|This is not my photo. As if I would take a photo of a|
disappointing meal. And as if I could take a photo as good
as this one. Image: Flickr/Michael Verhoef.
Two things have happened in the last few weeks that have made me think even more about food (who knew such a thing was possible?). I've been away for work a couple of times, and while I was away, the weather did a total 180° and started sliding down the other side of the steep parabolic curve that is the New York City weather graph. Salads are no longer cutting it*. You know what type of salads are especially not cutting it? Grilled chicken salads eaten alone in a hotel room at 10pm at night, when I'm exhausted but know I won't sleep if I don't get something in my stomach before crashing. Those are the worst kind of salads**.

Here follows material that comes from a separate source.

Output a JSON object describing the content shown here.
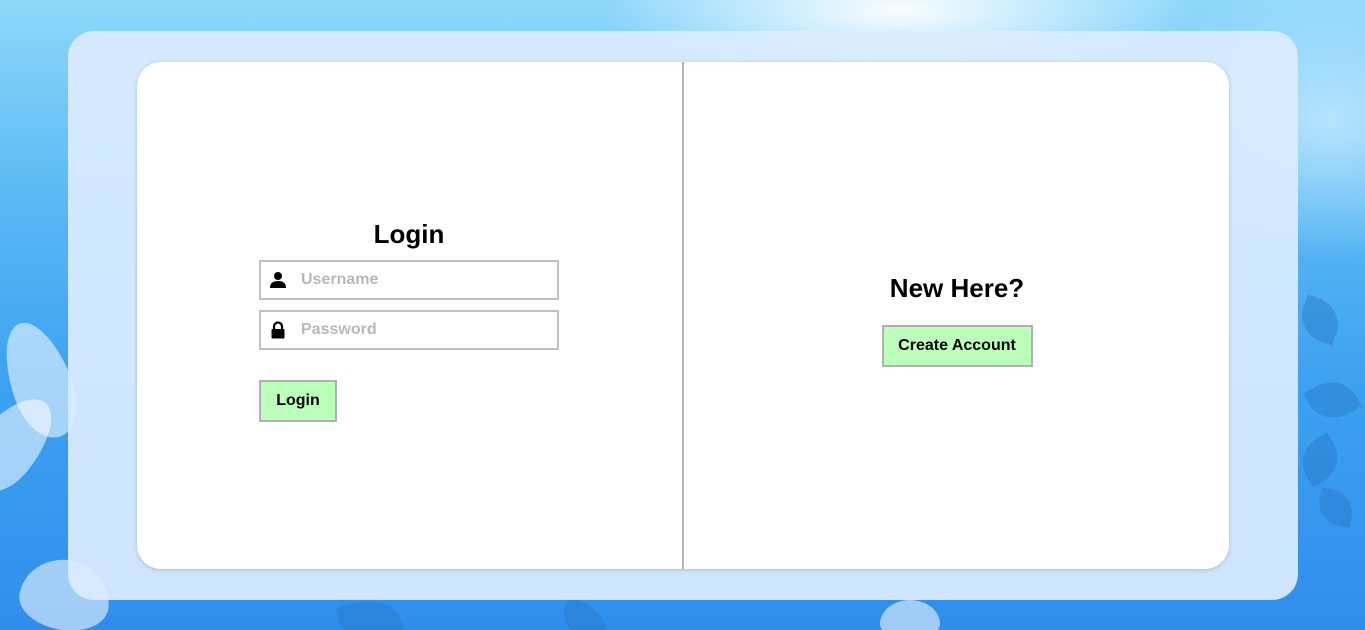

I'm quite relieved, because I was utterly sick of summer food. This always happens - in the last month (three for winter) I just completely tire of a season, and all that it represents and all that marks it, including food. Especially food. I give it approximately a month until I'm bored of autumn, but for now, I'm into it.
Soups and root vegetables and roasts and hearty pasta dishes that make the most of the final summer glut of tomatoes and zucchinis. Apples! In everything. Pumpkins, if I was being faithful to the romantic notions of fall, but I find it tricky to find good pumpkin here (mostly, they are sold for the purpose of carving, and aren't something you'd eat - although I look forward to seeing what my new favorite farmer's market brings me). Roast kale and wilted spinach. Goat cheese and bacon***.
So with all these delicious autumnal options available to me, what do you think I chose to make for dinner tonight? Apple and gouda risotto with a drizzle of balsamic vinegar? Maple-glazed salmon with roast broccoli? Sweet potato bisque?
No. Not at all. Guilt over one too many meals away from home - meals that I didn't even choose to be away from home for - overtook me, and I indulged the screaming voice inside me that demanded vegetables. This is why guilt is crap. Because if you let it, it'll affect your eating decisions. Also, you know what else is crap? Laziness and busy-ness - otherwise known as the two demons that kept me from going out and buying some cheese this afternoon.
We have cheese in the fridge (what am I, a heathen?) but the cheese selection is looking pretty poor right now. There's some sliced Jarlsberg and some goat cheese, but no gouda (like I wanted for the risotto) and no sharp cheddar (like I wanted for a vegetable bake). I dug around a bit, and pulled out some ricotta, and realized that that ricotta, combined with roast onion, broccoli, capsicum, garlic, spinach, tinned tomatoes, and just a tiny bit of whole wheat penne, would create a not-too-heavy, vegetable-loaded dinner, that was bound to taste good. Delicious even...
...no. The word you want is 'adequate'. It tasted fine, but really, considering the amount of garlic and other seasonings I used, I was hoping for something a bit more interesting than what H1 and I ended up with. As H1 said, being his usual optimistic lovely self, at least it was a good nutrition conduit, and I can't expect everything I make to be a winner****, but man, what a disappointment. Food should taste good (and I firmly believe that if you start with the right ingredients and even just a soupçon of skill, it can taste good and be good). Next time (not that there will be a next time, actually) I'll add some bacon, and see how that goes.
*Not entirely true - I make something I call a salad all year round, but it contains bacon and goat cheese and roasted vegetables, and pretty much defies all preconceptions of what a salad actually is. Like low-cal diet food, for example.
**But don't feel too sorry for me - traveling for work, while hardly glamorous, does mean I'm doing something right.
***See also: spring eating, summer eating, winter eating. Goat cheese and bacon is always right.
****I can't? But I don't want to do it if it's not a winner, every.single.time!